Von Rudyard Kipling, dem berühmten Autor des «Dschungelbuchs», stammen die nicht minder populär gewordenen Zeilen: «Ost ist Ost und West ist West / Und niemals treffen sich die beiden.» Über ein Jahrhundert später könnte der grosse Dichter in vielfacher Hinsicht eines Besseren belehrt werden. Der Siegeszug der orientalischen Küche in Europa hat nämlich inzwischen auch die Schweiz erreicht, in der lange Zeit jenseits der heimischen Küche, Italienisches oder Französisches bevorzugt wurde.
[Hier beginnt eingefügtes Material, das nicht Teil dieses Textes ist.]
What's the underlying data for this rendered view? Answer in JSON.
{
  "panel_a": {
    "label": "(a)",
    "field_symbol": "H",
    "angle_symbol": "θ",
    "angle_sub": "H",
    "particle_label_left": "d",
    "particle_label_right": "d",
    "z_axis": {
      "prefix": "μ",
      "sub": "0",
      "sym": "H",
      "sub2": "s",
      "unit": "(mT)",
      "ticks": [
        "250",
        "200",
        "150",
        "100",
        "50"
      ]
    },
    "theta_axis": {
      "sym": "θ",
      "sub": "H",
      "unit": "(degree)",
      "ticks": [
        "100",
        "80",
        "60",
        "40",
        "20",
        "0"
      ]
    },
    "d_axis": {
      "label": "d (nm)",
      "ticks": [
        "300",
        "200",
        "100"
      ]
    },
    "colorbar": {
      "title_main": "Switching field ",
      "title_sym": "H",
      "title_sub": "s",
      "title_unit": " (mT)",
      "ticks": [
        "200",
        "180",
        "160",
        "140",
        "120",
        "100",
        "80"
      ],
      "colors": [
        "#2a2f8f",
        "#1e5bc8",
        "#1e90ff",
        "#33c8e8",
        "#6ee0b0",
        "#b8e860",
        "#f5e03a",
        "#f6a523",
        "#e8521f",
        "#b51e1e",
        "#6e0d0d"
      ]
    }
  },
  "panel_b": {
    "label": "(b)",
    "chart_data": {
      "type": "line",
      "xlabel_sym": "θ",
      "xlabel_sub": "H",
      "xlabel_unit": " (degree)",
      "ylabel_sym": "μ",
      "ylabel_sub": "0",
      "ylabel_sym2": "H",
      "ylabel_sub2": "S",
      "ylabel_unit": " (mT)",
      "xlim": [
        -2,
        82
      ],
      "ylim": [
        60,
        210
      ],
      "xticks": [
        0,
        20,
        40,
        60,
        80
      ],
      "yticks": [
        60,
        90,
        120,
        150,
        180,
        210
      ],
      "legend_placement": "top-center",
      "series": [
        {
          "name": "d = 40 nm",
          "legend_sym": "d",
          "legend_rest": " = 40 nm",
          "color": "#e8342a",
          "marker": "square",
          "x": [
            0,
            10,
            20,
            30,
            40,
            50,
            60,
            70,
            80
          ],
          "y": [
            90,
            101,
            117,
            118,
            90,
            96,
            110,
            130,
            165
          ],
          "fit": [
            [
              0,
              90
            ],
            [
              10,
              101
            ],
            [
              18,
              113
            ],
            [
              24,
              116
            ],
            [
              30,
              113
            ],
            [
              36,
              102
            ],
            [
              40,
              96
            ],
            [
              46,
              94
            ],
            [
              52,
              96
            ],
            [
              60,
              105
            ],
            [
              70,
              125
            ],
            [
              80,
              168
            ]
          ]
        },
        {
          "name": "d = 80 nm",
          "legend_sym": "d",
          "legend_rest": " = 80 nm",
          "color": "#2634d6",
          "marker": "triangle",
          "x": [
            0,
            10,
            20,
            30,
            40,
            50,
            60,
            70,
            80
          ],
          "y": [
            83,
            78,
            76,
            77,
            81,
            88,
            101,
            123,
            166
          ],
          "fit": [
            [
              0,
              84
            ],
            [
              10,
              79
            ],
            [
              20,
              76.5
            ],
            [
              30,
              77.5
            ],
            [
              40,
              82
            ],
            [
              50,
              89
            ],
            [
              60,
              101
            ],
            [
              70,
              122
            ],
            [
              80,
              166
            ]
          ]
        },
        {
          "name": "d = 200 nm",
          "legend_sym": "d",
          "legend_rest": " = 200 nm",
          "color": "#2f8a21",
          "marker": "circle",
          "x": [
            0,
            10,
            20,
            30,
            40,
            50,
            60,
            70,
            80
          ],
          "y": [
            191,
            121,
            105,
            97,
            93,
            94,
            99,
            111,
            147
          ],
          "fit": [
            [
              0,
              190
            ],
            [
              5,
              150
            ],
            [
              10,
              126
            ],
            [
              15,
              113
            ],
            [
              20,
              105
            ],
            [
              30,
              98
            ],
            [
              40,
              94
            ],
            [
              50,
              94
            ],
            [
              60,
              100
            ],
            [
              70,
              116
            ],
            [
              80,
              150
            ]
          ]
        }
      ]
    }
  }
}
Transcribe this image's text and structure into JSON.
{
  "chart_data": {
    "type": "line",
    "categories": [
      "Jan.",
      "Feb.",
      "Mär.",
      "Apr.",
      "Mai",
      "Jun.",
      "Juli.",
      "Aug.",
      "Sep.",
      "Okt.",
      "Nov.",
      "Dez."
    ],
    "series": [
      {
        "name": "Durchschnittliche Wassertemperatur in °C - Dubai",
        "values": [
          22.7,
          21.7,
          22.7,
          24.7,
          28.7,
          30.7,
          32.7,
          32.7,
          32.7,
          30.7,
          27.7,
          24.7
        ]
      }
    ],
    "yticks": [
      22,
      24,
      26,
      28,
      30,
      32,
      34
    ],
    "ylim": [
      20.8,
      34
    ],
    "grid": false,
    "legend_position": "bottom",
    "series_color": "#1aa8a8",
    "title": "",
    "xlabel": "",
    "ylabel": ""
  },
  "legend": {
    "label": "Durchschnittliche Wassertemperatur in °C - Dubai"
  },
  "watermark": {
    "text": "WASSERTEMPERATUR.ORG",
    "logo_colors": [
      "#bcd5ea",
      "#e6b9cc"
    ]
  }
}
Wie schön und Gaumenfreude spendend, was nun in der Eidgenossenschaft alles zu entdecken ist: marokkanische Minze und israelische Falafel, libanesisches Tabouleh und persische Lammspiesse mit Naturjoghurt und Granatapfelkernen, nicht zu vergessen all die honigbeträufelten türkischen Blätterteig-Köstlichkeiten und andere Süssigkeiten von Baklava bis Raha-Pistazienrollen in Rosenblättern. 

Deshalb also flugs hinein in jene Schweizer Restaurants, in denen das Morgenland mit ganz und gar Bezirzendem aufwartet. So etwa im Lokma am idyllischen Ostufer des Zürichsees in Wädenswil. Der beliebte Weizen-Salat Bulgur kann hier in anheimelndem Ambiente sogar in veganer Variante genossen werden und die viande haché-Spezialität Köfte auch vegetarisch in Form von gebratenen Linsen, doch müssen Fleischliebhaber selbstverständlich nicht darben: Zum Saksuka-Gemüse im filigran dünnen Fladenbrot gesellt sich ein Rindfleischspiess – je nach Gusto mit oder ohne Couscous, zusammen mit einem zünftigen Efes-Bier oder einem vollmundigen anatolischen Rotwein.